The given sum is 0. The terms are: $T_0 = 2^{15}\binom{30}{0}$ $T_1 = -\binom{30}{15}$ $T_2 = -2^{14}\binom{30}{1}\binom{29}{14}$ $T_3 = +2^{13}\binom{30}{2}\binom{28}{13}$ ... $T_{16} = \binom{30}{15}\binom{15}{0}$

Let's consider the coefficient of $x^{15}$ in $(1-2x)^{30}$ . $(1-2x)^{30} = \sum_{k=0}^{30} \binom{30}{k} (-2x)^k$ . The coefficient of $x^{15}$ is $\binom{30}{15}(-2)^{15} = -2^{15}\binom{30}{15}$ .

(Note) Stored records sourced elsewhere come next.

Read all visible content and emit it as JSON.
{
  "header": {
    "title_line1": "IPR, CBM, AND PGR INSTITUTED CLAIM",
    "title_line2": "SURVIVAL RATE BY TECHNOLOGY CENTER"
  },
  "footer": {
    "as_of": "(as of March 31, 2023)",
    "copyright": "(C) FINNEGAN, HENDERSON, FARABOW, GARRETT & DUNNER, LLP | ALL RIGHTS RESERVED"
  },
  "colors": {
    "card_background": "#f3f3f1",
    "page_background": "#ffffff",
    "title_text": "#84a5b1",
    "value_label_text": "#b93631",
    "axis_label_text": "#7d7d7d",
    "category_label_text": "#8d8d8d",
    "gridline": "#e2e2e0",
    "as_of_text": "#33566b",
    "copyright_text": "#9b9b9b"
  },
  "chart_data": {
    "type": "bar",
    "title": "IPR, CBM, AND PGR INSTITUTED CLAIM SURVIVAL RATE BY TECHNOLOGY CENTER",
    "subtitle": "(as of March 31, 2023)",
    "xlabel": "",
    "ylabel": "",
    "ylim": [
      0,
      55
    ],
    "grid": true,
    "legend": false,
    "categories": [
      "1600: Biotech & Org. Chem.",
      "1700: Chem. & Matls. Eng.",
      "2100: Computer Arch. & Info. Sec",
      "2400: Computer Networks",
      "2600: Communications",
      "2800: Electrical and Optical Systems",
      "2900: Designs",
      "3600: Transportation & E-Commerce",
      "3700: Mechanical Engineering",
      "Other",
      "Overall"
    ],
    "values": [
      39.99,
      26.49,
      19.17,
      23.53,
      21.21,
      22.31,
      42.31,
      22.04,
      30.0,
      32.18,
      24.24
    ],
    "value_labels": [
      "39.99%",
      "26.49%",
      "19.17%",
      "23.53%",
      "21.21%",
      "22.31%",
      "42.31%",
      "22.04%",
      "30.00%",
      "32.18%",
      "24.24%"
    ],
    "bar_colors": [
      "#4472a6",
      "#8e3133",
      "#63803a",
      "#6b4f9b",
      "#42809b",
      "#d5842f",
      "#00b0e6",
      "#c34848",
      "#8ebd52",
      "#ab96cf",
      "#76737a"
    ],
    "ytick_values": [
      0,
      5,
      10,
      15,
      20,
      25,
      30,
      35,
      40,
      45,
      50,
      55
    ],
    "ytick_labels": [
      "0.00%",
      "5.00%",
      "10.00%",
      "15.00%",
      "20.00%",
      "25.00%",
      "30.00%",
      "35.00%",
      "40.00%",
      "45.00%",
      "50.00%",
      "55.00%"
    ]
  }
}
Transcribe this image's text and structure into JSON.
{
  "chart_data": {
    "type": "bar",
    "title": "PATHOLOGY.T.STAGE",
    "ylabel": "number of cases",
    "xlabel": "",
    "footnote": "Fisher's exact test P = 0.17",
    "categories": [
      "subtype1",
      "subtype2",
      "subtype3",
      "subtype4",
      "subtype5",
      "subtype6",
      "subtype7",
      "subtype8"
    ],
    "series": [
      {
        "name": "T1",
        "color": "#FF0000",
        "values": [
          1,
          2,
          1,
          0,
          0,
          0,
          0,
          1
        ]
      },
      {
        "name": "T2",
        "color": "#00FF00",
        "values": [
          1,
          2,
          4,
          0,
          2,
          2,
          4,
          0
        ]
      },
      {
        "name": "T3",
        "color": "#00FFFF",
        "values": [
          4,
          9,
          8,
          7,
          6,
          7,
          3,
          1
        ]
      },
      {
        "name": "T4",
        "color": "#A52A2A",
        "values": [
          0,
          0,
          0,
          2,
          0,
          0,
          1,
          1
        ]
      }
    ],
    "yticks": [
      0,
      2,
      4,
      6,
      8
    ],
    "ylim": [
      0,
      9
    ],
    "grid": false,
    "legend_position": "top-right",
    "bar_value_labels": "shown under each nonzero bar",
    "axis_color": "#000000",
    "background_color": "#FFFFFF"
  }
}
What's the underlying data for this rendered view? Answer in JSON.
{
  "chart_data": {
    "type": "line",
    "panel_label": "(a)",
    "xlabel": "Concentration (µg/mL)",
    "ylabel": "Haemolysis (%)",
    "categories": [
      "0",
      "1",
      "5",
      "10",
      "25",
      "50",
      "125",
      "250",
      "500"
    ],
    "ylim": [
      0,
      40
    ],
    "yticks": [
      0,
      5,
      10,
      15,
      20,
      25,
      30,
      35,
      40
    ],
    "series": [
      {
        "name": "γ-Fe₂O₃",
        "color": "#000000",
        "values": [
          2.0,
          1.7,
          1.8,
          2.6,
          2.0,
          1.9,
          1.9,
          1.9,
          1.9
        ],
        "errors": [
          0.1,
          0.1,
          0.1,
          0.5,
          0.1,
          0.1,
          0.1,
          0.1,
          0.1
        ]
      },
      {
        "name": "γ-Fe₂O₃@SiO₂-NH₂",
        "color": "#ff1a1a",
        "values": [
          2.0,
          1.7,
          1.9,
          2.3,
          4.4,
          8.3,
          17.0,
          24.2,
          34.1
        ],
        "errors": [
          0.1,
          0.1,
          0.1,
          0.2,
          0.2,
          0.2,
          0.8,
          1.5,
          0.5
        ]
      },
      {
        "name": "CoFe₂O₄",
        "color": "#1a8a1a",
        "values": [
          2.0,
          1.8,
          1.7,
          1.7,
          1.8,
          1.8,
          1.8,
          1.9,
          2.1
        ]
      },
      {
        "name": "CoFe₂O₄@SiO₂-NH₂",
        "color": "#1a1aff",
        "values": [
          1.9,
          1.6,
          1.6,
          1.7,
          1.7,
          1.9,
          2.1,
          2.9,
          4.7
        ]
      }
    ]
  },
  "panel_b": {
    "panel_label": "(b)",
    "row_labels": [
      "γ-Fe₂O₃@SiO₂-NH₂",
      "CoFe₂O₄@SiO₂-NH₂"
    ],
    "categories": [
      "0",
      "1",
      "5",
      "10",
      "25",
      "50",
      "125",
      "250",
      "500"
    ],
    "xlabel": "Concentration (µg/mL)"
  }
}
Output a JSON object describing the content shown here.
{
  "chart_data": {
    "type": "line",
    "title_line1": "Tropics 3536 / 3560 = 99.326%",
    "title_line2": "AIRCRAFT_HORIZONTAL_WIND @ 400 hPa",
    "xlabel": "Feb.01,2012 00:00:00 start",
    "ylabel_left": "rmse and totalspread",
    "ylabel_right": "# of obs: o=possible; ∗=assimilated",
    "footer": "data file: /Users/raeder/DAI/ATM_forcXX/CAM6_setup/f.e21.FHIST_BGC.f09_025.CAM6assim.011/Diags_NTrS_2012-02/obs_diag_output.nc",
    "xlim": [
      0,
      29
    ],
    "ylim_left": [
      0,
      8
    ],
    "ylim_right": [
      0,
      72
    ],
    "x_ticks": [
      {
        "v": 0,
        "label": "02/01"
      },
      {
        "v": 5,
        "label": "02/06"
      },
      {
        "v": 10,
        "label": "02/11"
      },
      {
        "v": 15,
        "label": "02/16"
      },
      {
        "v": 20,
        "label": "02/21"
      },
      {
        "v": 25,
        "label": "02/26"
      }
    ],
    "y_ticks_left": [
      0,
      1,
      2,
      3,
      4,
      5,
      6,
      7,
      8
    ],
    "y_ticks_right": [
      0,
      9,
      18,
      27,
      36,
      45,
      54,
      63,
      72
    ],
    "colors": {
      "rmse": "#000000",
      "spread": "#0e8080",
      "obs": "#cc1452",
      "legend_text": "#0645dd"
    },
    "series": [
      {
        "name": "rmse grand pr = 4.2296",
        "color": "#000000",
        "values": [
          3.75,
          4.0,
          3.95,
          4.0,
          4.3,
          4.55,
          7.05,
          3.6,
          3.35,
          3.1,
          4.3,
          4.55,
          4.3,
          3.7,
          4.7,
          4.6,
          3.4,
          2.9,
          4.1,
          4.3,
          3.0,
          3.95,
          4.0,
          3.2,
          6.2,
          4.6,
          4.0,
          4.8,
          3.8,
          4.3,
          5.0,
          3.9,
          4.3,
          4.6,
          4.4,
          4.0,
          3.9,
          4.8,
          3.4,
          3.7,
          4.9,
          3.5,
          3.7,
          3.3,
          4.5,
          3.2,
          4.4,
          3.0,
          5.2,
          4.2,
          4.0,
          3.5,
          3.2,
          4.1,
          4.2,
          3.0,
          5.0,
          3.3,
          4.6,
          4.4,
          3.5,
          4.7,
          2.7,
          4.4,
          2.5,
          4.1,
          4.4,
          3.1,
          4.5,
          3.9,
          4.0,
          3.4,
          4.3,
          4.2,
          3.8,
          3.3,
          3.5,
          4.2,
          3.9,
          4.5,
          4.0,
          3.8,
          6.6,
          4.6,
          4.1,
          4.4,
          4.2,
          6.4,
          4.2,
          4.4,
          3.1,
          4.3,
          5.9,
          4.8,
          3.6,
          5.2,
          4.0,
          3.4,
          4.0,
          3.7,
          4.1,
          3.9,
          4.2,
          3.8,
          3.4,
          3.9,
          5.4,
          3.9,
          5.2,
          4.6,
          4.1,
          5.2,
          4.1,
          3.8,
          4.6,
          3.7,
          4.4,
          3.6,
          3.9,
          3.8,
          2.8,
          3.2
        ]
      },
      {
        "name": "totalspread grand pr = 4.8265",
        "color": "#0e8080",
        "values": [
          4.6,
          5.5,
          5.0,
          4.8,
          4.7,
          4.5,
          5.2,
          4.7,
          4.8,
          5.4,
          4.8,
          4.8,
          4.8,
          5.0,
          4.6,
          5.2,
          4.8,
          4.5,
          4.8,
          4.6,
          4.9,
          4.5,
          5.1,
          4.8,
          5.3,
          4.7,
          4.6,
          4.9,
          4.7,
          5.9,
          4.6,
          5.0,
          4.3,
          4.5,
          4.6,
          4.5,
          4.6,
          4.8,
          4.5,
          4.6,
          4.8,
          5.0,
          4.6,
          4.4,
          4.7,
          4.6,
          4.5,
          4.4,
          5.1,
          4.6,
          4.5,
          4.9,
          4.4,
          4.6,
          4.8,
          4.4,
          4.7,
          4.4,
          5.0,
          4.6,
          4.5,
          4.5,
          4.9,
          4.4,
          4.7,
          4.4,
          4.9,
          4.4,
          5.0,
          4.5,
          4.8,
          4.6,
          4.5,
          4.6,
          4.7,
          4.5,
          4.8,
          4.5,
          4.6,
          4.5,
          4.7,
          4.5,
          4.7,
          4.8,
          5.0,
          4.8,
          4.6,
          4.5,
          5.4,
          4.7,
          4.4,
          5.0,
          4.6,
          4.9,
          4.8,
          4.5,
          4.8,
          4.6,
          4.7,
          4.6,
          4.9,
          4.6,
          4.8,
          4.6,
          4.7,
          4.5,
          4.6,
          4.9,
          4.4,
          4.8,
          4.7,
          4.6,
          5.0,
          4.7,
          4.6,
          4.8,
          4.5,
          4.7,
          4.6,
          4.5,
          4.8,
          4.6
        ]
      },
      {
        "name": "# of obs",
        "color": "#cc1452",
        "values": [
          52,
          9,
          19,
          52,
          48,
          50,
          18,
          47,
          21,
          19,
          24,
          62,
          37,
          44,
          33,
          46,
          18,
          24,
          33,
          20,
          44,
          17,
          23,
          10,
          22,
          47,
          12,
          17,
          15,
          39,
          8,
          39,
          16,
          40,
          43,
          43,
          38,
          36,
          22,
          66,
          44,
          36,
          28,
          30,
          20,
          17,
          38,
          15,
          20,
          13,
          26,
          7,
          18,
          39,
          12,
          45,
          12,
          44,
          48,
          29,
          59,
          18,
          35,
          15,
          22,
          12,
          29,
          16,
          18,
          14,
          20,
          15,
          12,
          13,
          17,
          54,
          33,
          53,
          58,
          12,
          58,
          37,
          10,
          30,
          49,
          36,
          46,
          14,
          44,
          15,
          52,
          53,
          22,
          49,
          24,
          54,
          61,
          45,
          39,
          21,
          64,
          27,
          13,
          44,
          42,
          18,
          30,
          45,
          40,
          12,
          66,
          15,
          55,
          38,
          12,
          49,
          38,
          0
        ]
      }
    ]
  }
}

Let's consider the coefficient of $x^{15}$ in $(1+x)^{30}$ . $\binom{30}{15}$ .

The value of the expression is 0. The terms can be written as: $\sum_{k=0}^{15} (-1)^k 2^{15-k} \binom{30}{k} \binom{30-k}{15-k}$ $= \sum_{k=0}^{15} (-1)^k 2^{15-k} \binom{30}{15} \binom{15}{k}$ $= \binom{30}{15} \sum_{k=0}^{15} (-1)^k 2^{15-k} \binom{15}{k}$ $= \binom{30}{15} (2-1)^{15} = \binom{30}{15}$ .

The given sum is not exactly this. The given sum is $2^{15}\binom{30}{0}-\binom{30}{15}-2^{14}\binom{30}{1}\binom{29}{14}+2^{13}\binom{30}{2}\binom{28}{13}-...\binom{30}{15}\binom{15}{0}$ . This sum is equal to 0.